Melanoma drug Keytruda's maker is accusing New Zealand drug-buying agency Pharmac of under-playing evidence about the drug's effectiveness.
But Health Minister Jonathan Coleman says the evidence the company is referring to has not been peer-reviewed.
Pressure has been mounting on Pharmac to fund one of two new immunotherapy drugs for the treatment of advanced melanoma.
One of those drugs is Keytruda, made by Merck Sharp & Dohme.
Correspondence released to RNZ News under the Official Information Act shows Merck Sharp & Dohme has complained to Dr Coleman about Pharmac.
The company said the latest clinical data it gave the agency prior to key committee meetings was not reviewed or reported in the agency's minutes.
"In the recent debate over the efficacy of Keytruda, there has been some confusion because the most up-to-date and correct clinical data has not always been referenced in the figures given to the media and the wider public."
The data it provided showed Keytruda offered a much greater benefit to patients than the clinical paper that the agency had reviewed, it said.
But Dr Coleman said the evidence referred to by the company had not been peer-reviewed.
In a letter responding to Merck Sharp & Dohme's complaints, Dr Coleman said Pharmac did take "all available evidence into account when making its funding assessments" and that the people in the key committee meeting had considered all information from the company.
"I am advised that the information you refer to is from presentations delivered at clinical conferences and has not yet been subject to peer review," Dr Coleman said in the letter.
"I am also informed that some of the promotional material based on the information you refer to has subsequently been withdrawn and corrected internationally by Merck Sharpe & Dohme," he said.

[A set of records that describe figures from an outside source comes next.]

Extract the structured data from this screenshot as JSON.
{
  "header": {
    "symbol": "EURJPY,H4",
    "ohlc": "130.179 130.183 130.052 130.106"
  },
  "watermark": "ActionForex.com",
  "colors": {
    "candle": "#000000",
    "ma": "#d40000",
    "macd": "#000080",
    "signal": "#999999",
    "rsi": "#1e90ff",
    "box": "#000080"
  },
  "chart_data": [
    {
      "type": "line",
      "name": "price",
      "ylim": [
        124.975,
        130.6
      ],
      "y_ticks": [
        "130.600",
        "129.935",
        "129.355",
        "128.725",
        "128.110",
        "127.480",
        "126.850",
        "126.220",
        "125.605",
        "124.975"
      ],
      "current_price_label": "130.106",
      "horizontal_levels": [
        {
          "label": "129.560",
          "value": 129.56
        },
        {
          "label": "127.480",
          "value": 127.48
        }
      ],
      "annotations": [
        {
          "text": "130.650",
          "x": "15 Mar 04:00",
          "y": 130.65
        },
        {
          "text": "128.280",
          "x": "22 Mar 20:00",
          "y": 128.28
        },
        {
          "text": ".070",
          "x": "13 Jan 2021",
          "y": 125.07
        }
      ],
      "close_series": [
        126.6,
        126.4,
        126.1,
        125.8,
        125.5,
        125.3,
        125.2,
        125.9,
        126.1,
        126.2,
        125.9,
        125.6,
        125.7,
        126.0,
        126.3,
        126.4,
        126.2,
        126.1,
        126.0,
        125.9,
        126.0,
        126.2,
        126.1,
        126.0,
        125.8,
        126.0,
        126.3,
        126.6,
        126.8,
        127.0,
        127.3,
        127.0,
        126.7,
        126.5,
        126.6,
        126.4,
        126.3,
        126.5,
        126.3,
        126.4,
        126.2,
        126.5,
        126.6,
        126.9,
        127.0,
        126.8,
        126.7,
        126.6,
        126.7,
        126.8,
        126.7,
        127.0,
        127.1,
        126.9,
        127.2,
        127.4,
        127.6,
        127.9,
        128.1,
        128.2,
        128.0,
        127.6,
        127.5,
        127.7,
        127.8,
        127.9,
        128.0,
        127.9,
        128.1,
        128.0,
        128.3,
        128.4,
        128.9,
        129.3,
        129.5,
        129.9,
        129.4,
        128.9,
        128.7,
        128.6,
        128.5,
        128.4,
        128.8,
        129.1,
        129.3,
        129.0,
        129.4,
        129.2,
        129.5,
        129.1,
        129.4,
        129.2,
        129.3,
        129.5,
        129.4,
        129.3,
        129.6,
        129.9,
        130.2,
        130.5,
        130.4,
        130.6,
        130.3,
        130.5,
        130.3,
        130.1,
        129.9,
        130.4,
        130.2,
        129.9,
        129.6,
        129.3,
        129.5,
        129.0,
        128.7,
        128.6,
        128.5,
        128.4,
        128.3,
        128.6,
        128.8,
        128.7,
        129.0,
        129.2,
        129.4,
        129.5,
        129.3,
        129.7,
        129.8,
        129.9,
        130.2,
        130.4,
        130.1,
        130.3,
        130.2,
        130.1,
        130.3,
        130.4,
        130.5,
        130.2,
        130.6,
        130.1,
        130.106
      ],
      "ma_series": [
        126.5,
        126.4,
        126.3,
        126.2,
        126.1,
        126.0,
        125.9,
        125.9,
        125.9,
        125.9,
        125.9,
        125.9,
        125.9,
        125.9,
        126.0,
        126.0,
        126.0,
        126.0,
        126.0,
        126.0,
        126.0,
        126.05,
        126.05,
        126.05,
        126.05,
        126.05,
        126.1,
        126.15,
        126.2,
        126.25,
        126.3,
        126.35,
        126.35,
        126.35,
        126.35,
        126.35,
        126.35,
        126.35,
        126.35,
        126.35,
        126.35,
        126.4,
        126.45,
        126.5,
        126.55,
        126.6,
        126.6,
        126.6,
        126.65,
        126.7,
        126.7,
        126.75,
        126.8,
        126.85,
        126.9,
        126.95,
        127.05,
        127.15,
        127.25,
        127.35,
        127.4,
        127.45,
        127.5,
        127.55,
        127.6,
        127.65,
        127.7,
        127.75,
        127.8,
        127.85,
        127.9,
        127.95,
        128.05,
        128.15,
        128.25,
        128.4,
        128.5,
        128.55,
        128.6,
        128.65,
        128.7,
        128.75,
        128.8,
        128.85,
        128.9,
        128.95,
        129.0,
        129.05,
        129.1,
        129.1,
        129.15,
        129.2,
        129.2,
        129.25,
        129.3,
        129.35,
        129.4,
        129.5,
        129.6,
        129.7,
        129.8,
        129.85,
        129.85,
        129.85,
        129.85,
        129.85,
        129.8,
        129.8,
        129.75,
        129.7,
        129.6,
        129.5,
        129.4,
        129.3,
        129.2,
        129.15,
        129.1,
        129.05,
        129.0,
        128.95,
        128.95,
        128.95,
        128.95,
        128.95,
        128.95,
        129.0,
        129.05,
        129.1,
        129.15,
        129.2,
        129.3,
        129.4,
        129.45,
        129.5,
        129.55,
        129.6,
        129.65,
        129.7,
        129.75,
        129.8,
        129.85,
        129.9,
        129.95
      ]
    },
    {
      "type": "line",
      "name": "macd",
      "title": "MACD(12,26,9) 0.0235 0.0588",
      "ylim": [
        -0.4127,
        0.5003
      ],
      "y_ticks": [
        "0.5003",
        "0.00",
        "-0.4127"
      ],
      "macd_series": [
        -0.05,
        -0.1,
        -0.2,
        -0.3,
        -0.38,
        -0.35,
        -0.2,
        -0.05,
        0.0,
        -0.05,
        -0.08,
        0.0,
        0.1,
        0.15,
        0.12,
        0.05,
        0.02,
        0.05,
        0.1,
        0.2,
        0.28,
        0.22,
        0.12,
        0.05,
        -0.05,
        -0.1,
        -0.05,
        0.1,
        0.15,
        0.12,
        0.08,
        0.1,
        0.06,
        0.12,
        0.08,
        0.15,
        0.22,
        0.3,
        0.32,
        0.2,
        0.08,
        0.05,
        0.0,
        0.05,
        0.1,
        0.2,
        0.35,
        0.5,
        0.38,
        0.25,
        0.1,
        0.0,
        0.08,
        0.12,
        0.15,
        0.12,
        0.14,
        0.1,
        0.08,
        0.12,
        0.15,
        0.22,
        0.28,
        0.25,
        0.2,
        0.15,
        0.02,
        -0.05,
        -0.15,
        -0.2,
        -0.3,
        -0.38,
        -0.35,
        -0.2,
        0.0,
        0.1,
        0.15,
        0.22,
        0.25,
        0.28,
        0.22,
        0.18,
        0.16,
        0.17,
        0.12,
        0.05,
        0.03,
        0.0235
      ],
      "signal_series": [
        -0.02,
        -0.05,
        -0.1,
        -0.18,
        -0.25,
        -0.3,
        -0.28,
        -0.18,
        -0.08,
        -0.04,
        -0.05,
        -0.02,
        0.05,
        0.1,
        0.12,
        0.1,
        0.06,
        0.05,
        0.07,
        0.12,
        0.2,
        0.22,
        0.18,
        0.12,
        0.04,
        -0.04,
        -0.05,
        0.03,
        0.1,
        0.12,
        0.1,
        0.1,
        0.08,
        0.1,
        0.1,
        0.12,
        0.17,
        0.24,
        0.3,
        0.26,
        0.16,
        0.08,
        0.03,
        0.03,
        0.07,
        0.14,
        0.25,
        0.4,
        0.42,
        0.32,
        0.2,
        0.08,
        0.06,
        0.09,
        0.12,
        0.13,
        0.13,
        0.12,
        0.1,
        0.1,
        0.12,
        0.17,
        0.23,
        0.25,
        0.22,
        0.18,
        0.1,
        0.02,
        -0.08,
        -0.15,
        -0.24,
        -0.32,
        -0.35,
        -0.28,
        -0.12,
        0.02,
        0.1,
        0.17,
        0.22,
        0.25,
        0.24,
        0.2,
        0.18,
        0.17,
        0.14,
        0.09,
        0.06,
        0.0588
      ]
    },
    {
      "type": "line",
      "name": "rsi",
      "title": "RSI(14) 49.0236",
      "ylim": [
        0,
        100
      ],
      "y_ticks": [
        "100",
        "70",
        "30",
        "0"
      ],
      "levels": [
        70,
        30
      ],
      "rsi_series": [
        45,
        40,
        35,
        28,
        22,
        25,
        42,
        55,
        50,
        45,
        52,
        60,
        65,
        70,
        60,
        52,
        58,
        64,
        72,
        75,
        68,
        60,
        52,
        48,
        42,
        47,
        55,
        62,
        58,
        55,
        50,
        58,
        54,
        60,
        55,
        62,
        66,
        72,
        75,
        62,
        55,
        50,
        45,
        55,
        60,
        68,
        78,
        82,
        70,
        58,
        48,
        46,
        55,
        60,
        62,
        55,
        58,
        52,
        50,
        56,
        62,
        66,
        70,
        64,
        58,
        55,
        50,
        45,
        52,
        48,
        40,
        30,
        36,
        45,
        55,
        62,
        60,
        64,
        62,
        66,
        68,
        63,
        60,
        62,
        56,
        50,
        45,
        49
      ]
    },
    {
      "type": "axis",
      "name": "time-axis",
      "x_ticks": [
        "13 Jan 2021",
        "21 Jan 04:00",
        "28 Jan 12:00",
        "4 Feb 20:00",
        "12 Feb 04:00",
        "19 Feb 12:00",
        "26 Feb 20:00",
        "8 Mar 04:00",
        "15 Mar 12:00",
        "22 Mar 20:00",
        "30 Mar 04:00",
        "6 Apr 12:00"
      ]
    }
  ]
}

Dr Coleman's office said it was not aware of any reply from Merck Sharpe & Dohme to that letter.
New drugs are effective - Cancer Society
The Cancer Society said there was already enough information available to justify funding the new class of drugs.
The society's medical director, Chris Jackson, told Checkpoint cancer experts believed Keytruda and the equivalent drug, Opdivo, were effective.
"When you've got a newer drug, you can always say 'well we'll always have more information in six months, we'll have more information in two years...' Of course you will.
"But is there enough information today, to recommend these new drugs as the new standard of care for patients in our care? And the answer, very clearly in the opinion of every oncologist I've spoken to, is clearly yes."